Federal Register, situs resmi pemerintah Amerika Serikat, diketahui menggunakan alat pencarian berbasis Qwen milik Alibaba. Model tersebut kemudian dihapus setelah penggunaannya mendapat perhatian publik, di tengah kritik pemerintah AS terhadap teknologi AI China.
Model terbuka tidak sama dengan layanan asing
Risiko berbeda antara menjalankan bobot model pada server sendiri dan mengirim permintaan ke infrastruktur yang dikendalikan penyedia luar. Data yang diproses juga penting.
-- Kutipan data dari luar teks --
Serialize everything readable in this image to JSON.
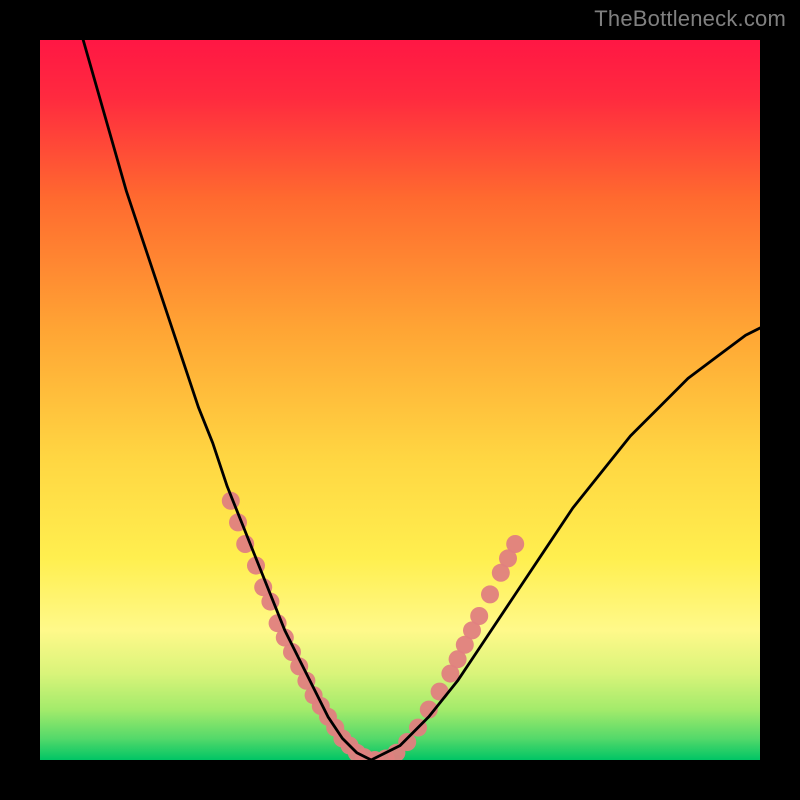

Pencarian atas dokumen publik memiliki profil risiko berbeda dari analisis dokumen rahasia atau informasi warga.
Kebijakan pengadaan yang matang menilai aliran data dan kontrol teknis, bukan sekadar nama perusahaan atau negara.
Mengapa topik ini penting?
Ketidakkonsistenan antara pernyataan keamanan nasional dan praktik teknis dapat merusak kepercayaan. Larangan terlalu luas juga dapat menghilangkan alat yang berguna tanpa bukti risiko yang tepat. Pemerintah membutuhkan inventaris model, uji keamanan, serta dokumentasi alasan pemilihan.
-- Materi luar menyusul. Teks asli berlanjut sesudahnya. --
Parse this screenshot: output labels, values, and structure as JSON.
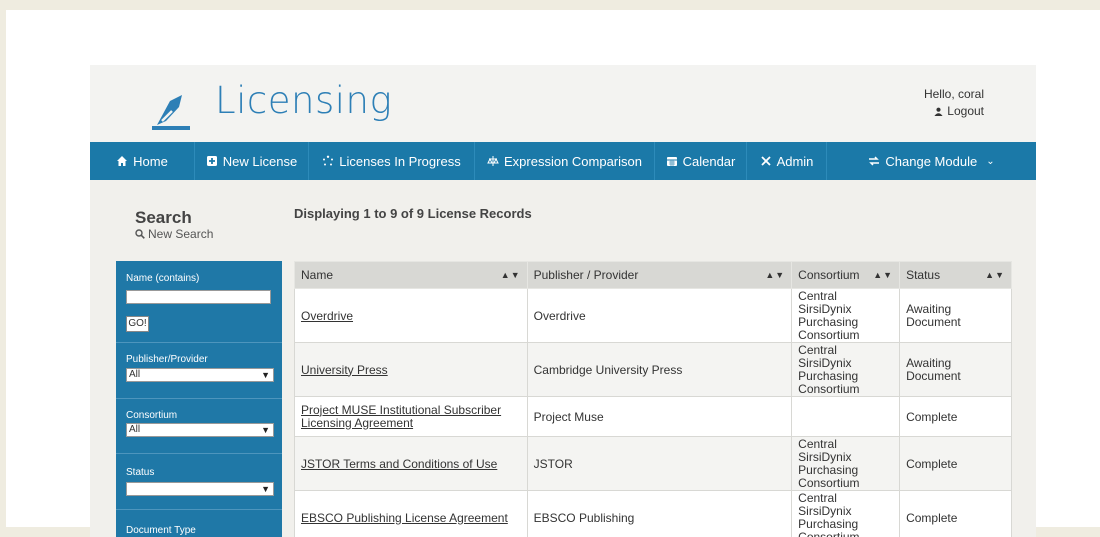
{
  "app": {
    "title": "Licensing"
  },
  "user": {
    "greeting": "Hello, coral",
    "logout_label": "Logout"
  },
  "nav": {
    "items": [
      {
        "label": "Home",
        "icon": "home-icon"
      },
      {
        "label": "New License",
        "icon": "plus-square-icon"
      },
      {
        "label": "Licenses In Progress",
        "icon": "spinner-icon"
      },
      {
        "label": "Expression Comparison",
        "icon": "compare-icon"
      },
      {
        "label": "Calendar",
        "icon": "calendar-icon"
      },
      {
        "label": "Admin",
        "icon": "tools-icon"
      },
      {
        "label": "Change Module",
        "icon": "swap-icon"
      }
    ]
  },
  "search": {
    "title": "Search",
    "new_search_label": "New Search"
  },
  "results": {
    "summary": "Displaying 1 to 9 of 9 License Records"
  },
  "filters": {
    "name_label": "Name (contains)",
    "name_value": "",
    "go_label": "GO!",
    "publisher_label": "Publisher/Provider",
    "publisher_value": "All",
    "consortium_label": "Consortium",
    "consortium_value": "All",
    "status_label": "Status",
    "status_value": "",
    "doctype_label": "Document Type"
  },
  "table": {
    "columns": [
      "Name",
      "Publisher / Provider",
      "Consortium",
      "Status"
    ],
    "rows": [
      {
        "name": "Overdrive",
        "publisher": "Overdrive",
        "consortium": "Central SirsiDynix Purchasing Consortium",
        "status": "Awaiting Document"
      },
      {
        "name": "University Press",
        "publisher": "Cambridge University Press",
        "consortium": "Central SirsiDynix Purchasing Consortium",
        "status": "Awaiting Document"
      },
      {
        "name": "Project MUSE Institutional Subscriber Licensing Agreement",
        "publisher": "Project Muse",
        "consortium": "",
        "status": "Complete"
      },
      {
        "name": "JSTOR Terms and Conditions of Use",
        "publisher": "JSTOR",
        "consortium": "Central SirsiDynix Purchasing Consortium",
        "status": "Complete"
      },
      {
        "name": "EBSCO Publishing License Agreement",
        "publisher": "EBSCO Publishing",
        "consortium": "Central SirsiDynix Purchasing Consortium",
        "status": "Complete"
      }
    ]
  },
  "colors": {
    "brand": "#2d7fb6",
    "nav": "#1b79a8",
    "sidebar": "#1f78a7"
  }
}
Pelajaran bagi sektor publik Indonesia
Setiap sistem AI pemerintah perlu mencatat model, versi, lokasi pemrosesan, data masukan, penyedia, dan pihak yang bertanggung jawab. Data publik, internal, dan rahasia harus memiliki aturan berbeda. Proses penilaian perlu konsisten agar kebijakan tidak berubah hanya setelah kontroversi muncul.